- calendar_today August 21, 2025
From Case-of-the-Week to Zombie Apocalypse: iZombie’s Bold Story Arcs
Zombies are like cockroaches: They may never completely go away, but 2010s TV was kind of their decade. It introduced AMC’s monster hit The Walking Dead (2010–2022) and Netflix’s delightfully weird horror-comedy The Santa Clarita Diet (2017–2018). Sandwiched between was iZombie, a series that blended crime procedural, undead melodrama, and absurdist comedy throughout five seasons on The CW.
It wasn’t an all-out smash hit, but it developed a passionate cult following thanks to its cleverness, heart, and winning performances. Add a wonderfully original take on a genre that can feel exhausted, and it’s easy to see how the brain-munching tale wormed its way into so many fans’ hearts.
Inspired by the Vertigo comic series of the same name by Chris Roberson and Michael Allred, creator Rob Thomas and his writing partner Diane Ruggiero-Wright kept some elements of the source material and discarded others, but they retained the undead spirit.
Chris Roberson and Michael Allred’s original iZombie comic featured Gwen Dylan, a zombie gravedigger from Eugene, Oregon, who must eat brains every 30 days to keep her memories. She’s also befriended by a ghost and a were-terrier (keep reading, we’ll get there), making the comics a supernatural riff on identity, friendship, and other lofty themes that struck a chord with readers.
The show, which transplanted Gwen to Seattle and renamed her Liv Moore (intentional, we think), moved in a different direction. Liv (Rose McIver) is a type-A overachiever who is working through med school when she ends up at a boat party that goes disastrously wrong thanks to a new designer drug called Utopium, which when combined with an energy drink called Max Rager leads to an explosion, bloodthirsty zombies, and Liv herself being scratched and put in a body bag before waking up as one of them.

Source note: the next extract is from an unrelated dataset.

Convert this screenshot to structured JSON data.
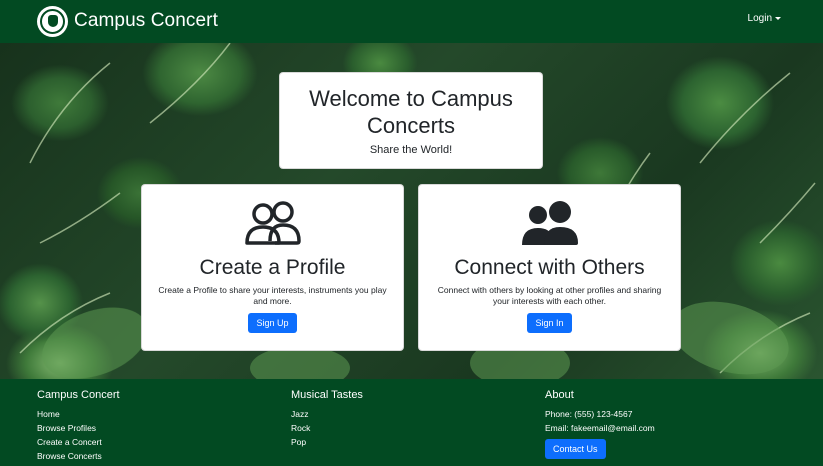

Liv ends her engagement to her dopey but lovable human fiancé, Major (Robert Buckley), distances herself from her cheery roommate Peyton (Aly Michalka), and secures a job at the medical examiner’s office to conveniently feed off of brains. When her vivacious and well-meaning boss Ravi (Rahul Kohli), a CDC scientist who has dedicated his life to finding a zombie cure, discovers her secret, Liv is brought into the fold as a reluctant ally. This was a surprising shift from the comics, where Gwen worked to keep her condition a secret and lived a much more isolated life.
Over the years, Liv’s eating of brains and the memories they entailed became one of the show’s most endearing tropes: With every brain, she would take on new facets of the person she ate, be they a newly discovered penchant for Hush Puppies or the memory of a traumatic past. This lent McIver, and the show overall, an inexhaustible source of new characters to play, and her portrayals of a sassy dominatrix, curmudgeonly old man, romance novelist, magician, and a pub trivia-loving hitman are still among some of her best work.
Brains, Villains, and One Last Goodbye
Every good show needs a villain, and iZombie had an aptly named one in Blaine DeBeers (David Anders), the leechy, sleazy, morally bankrupt zombie who scratched Liv at the boat party. Blaine starts a small-time dealer of tainted Utopium but eventually expands his criminal portfolio to become the premier brain trafficker in town for a group of well-heeled zombie clients he dubs the Aristocrats, as well as one hanger-on named Dale (Jessica Harmon). Blaine was bad, very bad, and the quintessential sleazy white guy bad with his slightly aristocratic sneer, daddy issues, and a particular talent for trash-talking in the backhandedly charming way only David Anders can.
The show had plenty of great side characters too, from Jessica Harmon’s Dale Brazzio, an FBI agent who eventually becomes Clive’s partner, to Bryce Hodgson’s criminally underrated turn as Scott E. (season 1), who fans were so charmed by they made him back into his brother Don E. (season 2) as a loyal Blaine lackey. And guest roles like Daran Norris’ sleazy weatherman Johnny Frost, Steven Weber’s Maxwell Rager, CEO Vaughan Du Clark, and his zombie daughter Rita (Leanne Lapp) provided memorable one-off storylines, series-long threats, and the kind of broad physical comedy only Weber can pull off.
After a strong first half of the series, it lost some steam in the latter seasons and was unceremoniously canceled in 2020 (we’ll never understand The CW’s decision to cancel Three Ghosts and let iZombie limp to its finale after two seasons of what could have been). The finale was also a miss for many fans as it felt rushed, devoid of the emotional punch we had all been waiting for. Still, it’s hard not to admire what it did accomplish over its run: It took the fantastical and absurd and made it heartfelt, it had sharp humor, it had one-too-many puns (Major Lillywhite, The Scratching Post bar, Ravi’s dog “Minor”), and it had stomach-churning brain-based cuisine that we’ll never not love (think stir-fry, hush puppies, or the protein shakes).
There was gore, zombies, and murder, yes, but most of all, it had soul.